Humans will still be in the loop, reviewing notes, making final calls, handling the high-stakes or high-nuance conversations. But over time, you edge toward what I call the “fully agentic recruiter.” For some companies, I can imagine these movements are perhaps six months away. For others, six years. The deciding factor? Risk appetite.

Risk, Outsourcing, and the Speed of Change

Risk appetite is the big divider. Some organizations move fast, others have been burned by security breaches or compliance headaches, and will take the slow lane.

But there’s a workaround. If you can’t get AI approved internally, you may be able to outsource to RPOs or agencies who can use it right now. I’ve started to see RPO partners pitch themselves as AI-powered extensions of in-house teams, giving clients all the benefits while keeping the tech at arm’s length. It could be a huge differentiator for RPOs in this challenging market.

And then there are the new kids: startups like Mercor and Maki People that run fully AI-driven recruitment services. I saw one that can provide a curated shortlist within seconds, fully vetted, and matched before you’ve even finished your coffee. If it works, why wouldn’t this become the future?

The traditional agency world has always been slow to innovate. These players are moving so fast it’s like watching professional tennis go from line judges to live automated line-calling overnight. Yes, some people miss the human vibe. But if it’s more accurate and faster, how long before everyone just accepts it?

The choice is whether to build, borrow, or buy AI capability – but standing still isn’t really an option. The technology is improving too quickly. The clunky tools you tried six months ago? They’ve already had three upgrades, and they’re far smoother now.

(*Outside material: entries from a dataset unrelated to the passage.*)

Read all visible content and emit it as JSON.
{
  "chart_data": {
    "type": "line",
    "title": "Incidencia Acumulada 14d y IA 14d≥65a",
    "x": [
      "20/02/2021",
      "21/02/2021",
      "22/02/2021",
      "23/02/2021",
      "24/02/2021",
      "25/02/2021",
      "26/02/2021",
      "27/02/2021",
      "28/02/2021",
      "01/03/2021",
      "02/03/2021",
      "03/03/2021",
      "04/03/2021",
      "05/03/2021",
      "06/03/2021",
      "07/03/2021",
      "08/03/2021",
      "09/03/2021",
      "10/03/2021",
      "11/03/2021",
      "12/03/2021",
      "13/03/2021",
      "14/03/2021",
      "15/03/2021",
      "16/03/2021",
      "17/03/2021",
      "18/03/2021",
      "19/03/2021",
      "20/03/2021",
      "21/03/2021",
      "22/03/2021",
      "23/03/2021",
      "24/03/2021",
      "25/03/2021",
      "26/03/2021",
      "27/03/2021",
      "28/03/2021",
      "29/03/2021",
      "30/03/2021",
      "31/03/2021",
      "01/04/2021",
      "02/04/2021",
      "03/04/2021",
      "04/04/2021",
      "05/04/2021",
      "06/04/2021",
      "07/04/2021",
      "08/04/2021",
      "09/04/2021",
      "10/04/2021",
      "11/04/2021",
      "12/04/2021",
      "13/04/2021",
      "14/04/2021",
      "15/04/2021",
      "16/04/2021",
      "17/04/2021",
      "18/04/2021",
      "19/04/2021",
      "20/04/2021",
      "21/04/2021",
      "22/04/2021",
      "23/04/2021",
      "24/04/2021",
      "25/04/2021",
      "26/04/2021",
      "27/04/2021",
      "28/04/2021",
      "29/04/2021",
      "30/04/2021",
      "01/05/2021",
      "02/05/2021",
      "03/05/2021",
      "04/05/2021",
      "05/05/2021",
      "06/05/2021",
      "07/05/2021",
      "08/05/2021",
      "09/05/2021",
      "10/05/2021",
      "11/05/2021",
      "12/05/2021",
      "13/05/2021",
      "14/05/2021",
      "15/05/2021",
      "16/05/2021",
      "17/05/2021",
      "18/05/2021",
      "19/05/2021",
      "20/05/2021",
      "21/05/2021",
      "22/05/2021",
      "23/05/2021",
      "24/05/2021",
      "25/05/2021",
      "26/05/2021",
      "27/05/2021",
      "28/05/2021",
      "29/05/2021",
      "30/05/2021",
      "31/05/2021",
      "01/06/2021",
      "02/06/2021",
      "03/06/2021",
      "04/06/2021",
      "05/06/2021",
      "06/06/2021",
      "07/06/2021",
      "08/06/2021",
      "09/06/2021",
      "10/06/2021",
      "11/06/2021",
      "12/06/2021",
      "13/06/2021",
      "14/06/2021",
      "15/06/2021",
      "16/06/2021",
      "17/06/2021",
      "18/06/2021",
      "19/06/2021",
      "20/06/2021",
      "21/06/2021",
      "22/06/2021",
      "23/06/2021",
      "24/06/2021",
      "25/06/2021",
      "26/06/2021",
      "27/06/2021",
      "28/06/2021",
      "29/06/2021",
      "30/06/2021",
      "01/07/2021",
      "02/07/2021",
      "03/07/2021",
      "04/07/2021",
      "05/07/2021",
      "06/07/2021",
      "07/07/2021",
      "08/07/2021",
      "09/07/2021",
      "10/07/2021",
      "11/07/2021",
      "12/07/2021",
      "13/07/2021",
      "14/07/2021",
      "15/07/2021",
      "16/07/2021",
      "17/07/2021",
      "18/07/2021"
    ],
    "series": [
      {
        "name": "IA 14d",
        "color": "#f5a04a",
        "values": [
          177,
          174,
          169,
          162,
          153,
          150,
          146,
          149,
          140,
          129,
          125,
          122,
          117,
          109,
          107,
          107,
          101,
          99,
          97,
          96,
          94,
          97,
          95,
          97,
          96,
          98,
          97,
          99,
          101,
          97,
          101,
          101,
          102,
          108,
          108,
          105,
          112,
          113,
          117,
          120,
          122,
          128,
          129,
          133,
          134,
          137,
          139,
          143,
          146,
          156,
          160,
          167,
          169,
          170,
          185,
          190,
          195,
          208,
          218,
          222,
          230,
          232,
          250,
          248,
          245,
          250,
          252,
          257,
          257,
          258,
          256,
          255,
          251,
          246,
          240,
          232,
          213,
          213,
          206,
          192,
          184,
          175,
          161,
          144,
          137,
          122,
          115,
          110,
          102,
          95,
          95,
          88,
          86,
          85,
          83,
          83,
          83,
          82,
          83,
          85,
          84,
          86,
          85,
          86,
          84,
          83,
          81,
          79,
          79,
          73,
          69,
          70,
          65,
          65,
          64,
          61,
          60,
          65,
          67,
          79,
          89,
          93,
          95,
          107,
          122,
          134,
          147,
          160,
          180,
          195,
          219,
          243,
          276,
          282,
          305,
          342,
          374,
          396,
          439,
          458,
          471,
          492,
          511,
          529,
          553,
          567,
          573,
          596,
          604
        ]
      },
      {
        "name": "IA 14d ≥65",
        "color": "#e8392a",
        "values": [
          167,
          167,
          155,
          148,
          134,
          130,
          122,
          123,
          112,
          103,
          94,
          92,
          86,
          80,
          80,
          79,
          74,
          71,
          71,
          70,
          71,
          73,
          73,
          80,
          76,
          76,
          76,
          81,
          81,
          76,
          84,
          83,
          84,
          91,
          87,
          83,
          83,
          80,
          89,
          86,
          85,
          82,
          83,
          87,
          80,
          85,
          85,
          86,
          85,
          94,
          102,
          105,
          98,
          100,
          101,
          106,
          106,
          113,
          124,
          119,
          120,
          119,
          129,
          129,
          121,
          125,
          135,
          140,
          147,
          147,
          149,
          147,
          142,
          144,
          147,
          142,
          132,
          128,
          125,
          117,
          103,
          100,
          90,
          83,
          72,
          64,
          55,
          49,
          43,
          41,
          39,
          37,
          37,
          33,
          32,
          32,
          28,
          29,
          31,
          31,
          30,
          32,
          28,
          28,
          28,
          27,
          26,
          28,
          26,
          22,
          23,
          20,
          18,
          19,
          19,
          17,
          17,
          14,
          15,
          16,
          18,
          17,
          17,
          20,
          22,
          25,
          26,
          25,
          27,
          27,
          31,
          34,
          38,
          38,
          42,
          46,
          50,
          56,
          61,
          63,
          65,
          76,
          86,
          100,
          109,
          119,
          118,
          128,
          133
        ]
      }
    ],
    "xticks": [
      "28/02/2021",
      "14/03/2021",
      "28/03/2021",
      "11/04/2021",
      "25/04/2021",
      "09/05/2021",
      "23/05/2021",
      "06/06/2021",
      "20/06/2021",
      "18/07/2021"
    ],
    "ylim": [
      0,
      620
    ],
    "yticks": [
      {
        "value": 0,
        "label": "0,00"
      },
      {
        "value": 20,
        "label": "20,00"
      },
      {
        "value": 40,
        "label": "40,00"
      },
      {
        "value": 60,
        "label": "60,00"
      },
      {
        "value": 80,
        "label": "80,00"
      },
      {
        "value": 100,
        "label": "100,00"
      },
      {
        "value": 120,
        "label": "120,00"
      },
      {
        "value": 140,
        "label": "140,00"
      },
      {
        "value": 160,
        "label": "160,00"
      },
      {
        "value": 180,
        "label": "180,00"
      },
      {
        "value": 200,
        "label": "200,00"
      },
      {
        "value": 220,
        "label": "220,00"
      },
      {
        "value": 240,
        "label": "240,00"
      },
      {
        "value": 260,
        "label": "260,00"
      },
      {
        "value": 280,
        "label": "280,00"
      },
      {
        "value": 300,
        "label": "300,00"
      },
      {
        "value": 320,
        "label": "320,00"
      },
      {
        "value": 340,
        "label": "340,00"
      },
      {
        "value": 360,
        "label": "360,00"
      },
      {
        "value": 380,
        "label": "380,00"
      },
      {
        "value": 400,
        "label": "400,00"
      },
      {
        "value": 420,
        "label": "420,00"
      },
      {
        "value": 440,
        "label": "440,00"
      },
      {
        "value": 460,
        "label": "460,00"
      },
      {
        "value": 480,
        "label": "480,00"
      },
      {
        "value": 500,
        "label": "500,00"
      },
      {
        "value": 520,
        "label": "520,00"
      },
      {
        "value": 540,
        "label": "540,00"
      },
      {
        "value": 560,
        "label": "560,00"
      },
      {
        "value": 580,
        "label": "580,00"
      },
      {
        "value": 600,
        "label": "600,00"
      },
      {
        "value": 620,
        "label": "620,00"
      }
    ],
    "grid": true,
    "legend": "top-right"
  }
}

Look at how much ChatGPT has evolved from version 3.5 to the current 5 in this report for example – huge improvements across everything from benchmarking on standarized tests, speed, quality, accuracy. The evolution is lightning quick.

The Takeaway for Leaders

We’re past the “will it happen?” stage. AI in interview assessment is inevitable. The only real questions are: how much of it will you let in, and how fast?

If you lead recruiting, start by mapping where humans add the most value: partnering with hiring managers, advising candidates, shaping roles. Then look hard at the middle of your process – the sourcing, the screening, the repetitive assessment – and ask: could AI do this faster, better, more consistently?

Chances are, it can (or it will). And if you’re not at least considering it, your competitors certainly are. The gap between those who embrace this shift and those who don’t ultimately won’t be measured in years, it’ll be measured in months.